Bak çocuğum! Sana bir hikaye daha anlatayım. 9 yaşında bir kız varmış. Komşunun kızı ile onların evinde oynuyorlarmış. Bir süre geçtikten sonra komşunun kızının erkek kuzeni gelmiş. Yaşı onlardan biraz büyükmüş. Kuzenini dışarıya çıkarıp küçük kızla yalnız kalmış. Kıza dönüp “Hadi şimdi biz ikimiz oyun oynayacağız” demiş. Kız “Ne oynayacağız” diye sormuş. “Futbol” cevabını vermiş ve kızı koltuğa dayamış, başını koltuğa gömüp “Bak şimdi gol olacak” demiş. Kız bu oyunun normal bir oyun olmadığını anlamış. Kızın poposuna o adam pipisini değdirmiş. Kızın başını tutup birkaç dakika bu anlam veremediği oyuna devam etmiş. Bir anlık boşluktan yararlanmış küçük kız koşa koşa evine gidip bir kuytuya saklanmış. Korkmuş, ürkmüş, sessizleşmiş. Ne yapacağını bilememiş. Annesine bu olayı anlatıp anlatmamak arasında kararsız kalmış. “En iyisi anlatmamak” demiş. Çünkü anlatırsa annesinin inanmayacağını düşünmüş.

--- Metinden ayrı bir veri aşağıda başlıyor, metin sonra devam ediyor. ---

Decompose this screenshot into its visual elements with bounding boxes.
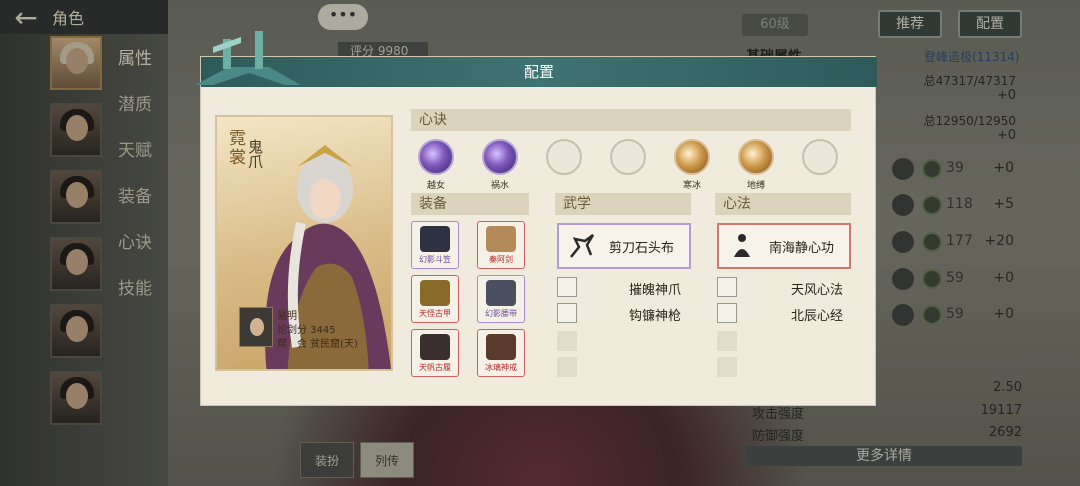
skill-icon bbox=[557, 277, 577, 297]
xinfa-sub-label: 北辰心经 bbox=[791, 309, 844, 324]
empty-skill-slot[interactable] bbox=[717, 357, 737, 377]
character-card: 霓裳 鬼爪 易明 论剑分 3445 帮 会 贫民窟(天) bbox=[215, 115, 393, 371]
xinjue-slot-empty[interactable] bbox=[609, 139, 647, 191]
xinjue-slot[interactable]: 地缚 bbox=[737, 139, 775, 191]
xinjue-header: 心诀 bbox=[411, 109, 851, 131]
wuxue-main-skill[interactable]: 剪刀石头布 bbox=[557, 223, 691, 269]
equipment-slot[interactable]: 幻影腰带 bbox=[477, 275, 525, 323]
wuxue-sub-label: 摧魄神爪 bbox=[629, 283, 682, 298]
player-avatar bbox=[239, 307, 273, 347]
wuxue-main-label: 剪刀石头布 bbox=[609, 240, 675, 256]
xinjue-icon bbox=[418, 139, 454, 175]
player-info: 易明 论剑分 3445 帮 会 贫民窟(天) bbox=[239, 307, 389, 353]
xinjue-label: 地缚 bbox=[746, 181, 765, 191]
wuxue-header: 武学 bbox=[555, 193, 691, 215]
equipment-header: 装备 bbox=[411, 193, 529, 215]
hat-icon bbox=[420, 226, 450, 252]
equipment-slot[interactable]: 天怪古甲 bbox=[411, 275, 459, 323]
equipment-label: 幻影腰带 bbox=[485, 309, 517, 318]
xinfa-sub-skill[interactable]: 北辰心经 bbox=[717, 303, 867, 324]
character-title: 鬼爪 bbox=[246, 139, 264, 169]
xinfa-sub-skill[interactable]: 天风心法 bbox=[717, 277, 867, 298]
wuxue-sub-skill[interactable]: 钩镰神枪 bbox=[557, 303, 707, 324]
belt-icon bbox=[486, 280, 516, 306]
xinjue-slot[interactable]: 寒冰 bbox=[673, 139, 711, 191]
boots-icon bbox=[420, 334, 450, 360]
martial-figure-icon bbox=[570, 234, 595, 258]
equipment-slot[interactable]: 秦阿剑 bbox=[477, 221, 525, 269]
empty-slot-icon bbox=[610, 139, 646, 175]
xinjue-label: 寒冰 bbox=[682, 181, 701, 191]
xinjue-label: 祸水 bbox=[490, 181, 509, 191]
xinjue-slot[interactable]: 祸水 bbox=[481, 139, 519, 191]
xinjue-slot[interactable]: 越女 bbox=[417, 139, 455, 191]
wuxue-sub-label: 钩镰神枪 bbox=[629, 309, 682, 324]
equipment-slot[interactable]: 天帆古履 bbox=[411, 329, 459, 377]
equipment-slot[interactable]: 冰璃神戒 bbox=[477, 329, 525, 377]
sword-icon bbox=[486, 226, 516, 252]
armor-icon bbox=[420, 280, 450, 306]
config-modal: 配置 霓裳 鬼爪 易明 论剑分 3445 帮 会 贫民窟(天) 心诀 越女 祸水… bbox=[195, 31, 877, 406]
equipment-slot[interactable]: 幻影斗笠 bbox=[411, 221, 459, 269]
equipment-label: 天怪古甲 bbox=[419, 309, 451, 318]
equipment-label: 秦阿剑 bbox=[489, 255, 513, 264]
player-guild: 帮 会 贫民窟(天) bbox=[277, 339, 358, 350]
wuxue-sub-skill[interactable]: 摧魄神爪 bbox=[557, 277, 707, 298]
empty-skill-slot[interactable] bbox=[557, 331, 577, 351]
empty-skill-slot[interactable] bbox=[557, 357, 577, 377]
skill-icon bbox=[717, 303, 737, 323]
player-rank: 论剑分 3445 bbox=[277, 325, 336, 336]
empty-slot-icon bbox=[802, 139, 838, 175]
xinfa-main-skill[interactable]: 南海静心功 bbox=[717, 223, 851, 269]
player-name: 易明 bbox=[277, 311, 297, 322]
skill-icon bbox=[717, 277, 737, 297]
xinjue-slot-empty[interactable] bbox=[545, 139, 583, 191]
xinfa-sub-label: 天风心法 bbox=[791, 283, 844, 298]
xinjue-icon bbox=[738, 139, 774, 175]
equipment-label: 天帆古履 bbox=[419, 363, 451, 372]
empty-slot-icon bbox=[546, 139, 582, 175]
xinjue-icon bbox=[674, 139, 710, 175]
xinfa-main-label: 南海静心功 bbox=[769, 240, 835, 256]
skill-icon bbox=[557, 303, 577, 323]
xinfa-header: 心法 bbox=[715, 193, 851, 215]
ring-icon bbox=[486, 334, 516, 360]
xinjue-icon bbox=[482, 139, 518, 175]
empty-skill-slot[interactable] bbox=[717, 331, 737, 351]
pagoda-ornament-icon bbox=[195, 31, 301, 85]
meditation-figure-icon bbox=[734, 234, 750, 257]
equipment-label: 幻影斗笠 bbox=[419, 255, 451, 264]
xinjue-label: 越女 bbox=[426, 181, 445, 191]
xinjue-slot-empty[interactable] bbox=[801, 139, 839, 191]
equipment-label: 冰璃神戒 bbox=[485, 363, 517, 372]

Bak çocuğum! Bizler var ya biz büyükler nedense inanmıyoruz bu yaşanmış kötü olaylara. Bir de sanki çocuk suçluymuş gibi davranıyor fiziksel şiddet dahi uygulayabiliyoruz. Bu ne kadar yanlış çocuğum.

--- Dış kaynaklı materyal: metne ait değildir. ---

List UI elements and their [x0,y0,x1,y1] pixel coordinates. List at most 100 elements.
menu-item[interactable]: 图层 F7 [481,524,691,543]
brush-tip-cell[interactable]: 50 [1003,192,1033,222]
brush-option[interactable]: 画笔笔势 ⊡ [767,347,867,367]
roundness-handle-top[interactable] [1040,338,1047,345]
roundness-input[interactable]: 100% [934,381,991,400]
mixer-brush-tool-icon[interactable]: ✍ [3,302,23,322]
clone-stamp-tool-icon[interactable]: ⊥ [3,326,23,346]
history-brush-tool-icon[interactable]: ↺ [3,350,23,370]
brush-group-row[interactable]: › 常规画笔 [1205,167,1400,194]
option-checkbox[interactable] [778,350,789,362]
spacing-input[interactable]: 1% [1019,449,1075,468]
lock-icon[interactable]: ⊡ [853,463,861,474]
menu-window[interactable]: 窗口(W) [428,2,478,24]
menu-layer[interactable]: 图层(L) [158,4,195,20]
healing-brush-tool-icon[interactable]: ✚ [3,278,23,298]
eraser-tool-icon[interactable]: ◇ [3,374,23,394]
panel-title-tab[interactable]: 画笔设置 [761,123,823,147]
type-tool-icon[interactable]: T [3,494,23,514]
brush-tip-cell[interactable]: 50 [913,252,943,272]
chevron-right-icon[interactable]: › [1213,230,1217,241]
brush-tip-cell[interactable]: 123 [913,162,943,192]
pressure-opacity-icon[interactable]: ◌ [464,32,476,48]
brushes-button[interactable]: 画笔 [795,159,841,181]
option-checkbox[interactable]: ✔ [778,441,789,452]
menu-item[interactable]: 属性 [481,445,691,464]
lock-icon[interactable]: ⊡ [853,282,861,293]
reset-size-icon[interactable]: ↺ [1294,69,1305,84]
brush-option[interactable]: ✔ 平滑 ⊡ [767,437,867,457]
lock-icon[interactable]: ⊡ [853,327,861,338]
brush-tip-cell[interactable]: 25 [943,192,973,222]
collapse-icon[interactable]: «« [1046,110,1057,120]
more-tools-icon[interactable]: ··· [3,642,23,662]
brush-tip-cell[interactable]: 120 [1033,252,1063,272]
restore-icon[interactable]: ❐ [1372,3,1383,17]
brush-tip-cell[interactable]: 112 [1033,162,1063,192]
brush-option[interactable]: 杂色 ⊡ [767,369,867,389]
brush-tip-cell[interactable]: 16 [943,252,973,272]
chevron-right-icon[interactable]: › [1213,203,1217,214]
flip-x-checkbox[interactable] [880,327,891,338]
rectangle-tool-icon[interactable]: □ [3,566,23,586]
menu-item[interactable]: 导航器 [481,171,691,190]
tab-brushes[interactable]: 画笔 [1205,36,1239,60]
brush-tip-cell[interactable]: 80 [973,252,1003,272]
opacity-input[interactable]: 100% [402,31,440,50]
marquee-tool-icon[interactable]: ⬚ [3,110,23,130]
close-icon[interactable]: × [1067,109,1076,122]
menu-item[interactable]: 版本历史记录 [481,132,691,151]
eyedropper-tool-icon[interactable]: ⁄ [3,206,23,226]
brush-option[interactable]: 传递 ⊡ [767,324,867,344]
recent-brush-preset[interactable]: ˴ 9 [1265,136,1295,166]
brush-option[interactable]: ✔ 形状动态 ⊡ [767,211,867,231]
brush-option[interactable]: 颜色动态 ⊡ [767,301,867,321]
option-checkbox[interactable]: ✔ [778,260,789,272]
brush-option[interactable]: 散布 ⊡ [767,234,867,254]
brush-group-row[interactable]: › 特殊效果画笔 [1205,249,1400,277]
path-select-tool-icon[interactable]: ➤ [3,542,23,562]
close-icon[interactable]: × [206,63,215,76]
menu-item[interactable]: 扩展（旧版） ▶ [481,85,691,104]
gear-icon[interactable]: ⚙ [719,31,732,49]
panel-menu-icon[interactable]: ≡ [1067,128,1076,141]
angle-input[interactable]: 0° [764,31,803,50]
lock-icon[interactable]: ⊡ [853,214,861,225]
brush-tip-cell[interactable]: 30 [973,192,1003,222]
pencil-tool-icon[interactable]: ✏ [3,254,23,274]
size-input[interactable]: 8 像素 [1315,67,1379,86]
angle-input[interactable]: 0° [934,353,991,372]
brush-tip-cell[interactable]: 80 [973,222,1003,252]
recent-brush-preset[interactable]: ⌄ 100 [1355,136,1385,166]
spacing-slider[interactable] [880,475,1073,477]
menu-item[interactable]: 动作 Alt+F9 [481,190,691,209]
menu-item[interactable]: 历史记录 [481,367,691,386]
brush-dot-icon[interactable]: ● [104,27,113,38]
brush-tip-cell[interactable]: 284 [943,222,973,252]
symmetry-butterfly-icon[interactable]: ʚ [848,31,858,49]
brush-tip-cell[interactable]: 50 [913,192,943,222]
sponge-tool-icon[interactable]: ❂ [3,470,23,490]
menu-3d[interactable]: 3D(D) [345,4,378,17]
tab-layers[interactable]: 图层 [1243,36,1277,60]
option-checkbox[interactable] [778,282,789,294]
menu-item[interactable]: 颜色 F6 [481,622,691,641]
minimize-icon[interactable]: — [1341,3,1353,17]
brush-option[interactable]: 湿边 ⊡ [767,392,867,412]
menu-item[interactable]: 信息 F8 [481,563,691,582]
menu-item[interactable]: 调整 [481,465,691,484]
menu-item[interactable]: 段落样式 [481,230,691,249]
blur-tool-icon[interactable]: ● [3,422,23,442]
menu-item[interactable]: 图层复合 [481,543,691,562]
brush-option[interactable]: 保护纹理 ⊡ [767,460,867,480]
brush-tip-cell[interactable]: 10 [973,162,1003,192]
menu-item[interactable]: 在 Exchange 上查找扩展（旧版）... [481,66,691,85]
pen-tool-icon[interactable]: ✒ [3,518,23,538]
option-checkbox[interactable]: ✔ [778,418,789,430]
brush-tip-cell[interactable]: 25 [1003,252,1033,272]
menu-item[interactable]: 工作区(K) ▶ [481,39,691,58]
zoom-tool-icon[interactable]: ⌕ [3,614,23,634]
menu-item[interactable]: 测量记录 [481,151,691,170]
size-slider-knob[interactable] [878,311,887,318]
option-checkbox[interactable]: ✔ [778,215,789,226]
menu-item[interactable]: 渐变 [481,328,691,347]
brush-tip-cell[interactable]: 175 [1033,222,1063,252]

Hâlbuki böyle bir olayda çocuğa, onun anlattıklarına inanmak gerek. Sen büyürken yolun bu acıyı yaşamış bir kişi ile kesişirse ve sana hikayesini anlatırsa ona inan. Çocuklar hiçbir zaman yalan söylemez hele ki böyle bir konuda. Onu dinle. Eleştirmeden, detay sormadan, yüzüne vurmadan dinle. Yapabiliyorsan sarıl acısını paylaş. Bu yükün yalnızca onun omuzlarında olmadığını, onlarca çocuğun kız veya erkek fark etmeksizin bu yükün aynısından ya da benzerinden onların omuzlarında da olduğunu usulca söyle. Yalnız değilsin de.
Ah yavrucuğum! Çocuklukta yaşanan bu kötü olaylar unutulmuyor. Büyüdükçe yaralarda büyüyor. Ne kadar erken yara alırsan o kadar geç iyileşiyor. Bu yaranın adına da ‘’TRAVMA’’ deniyor.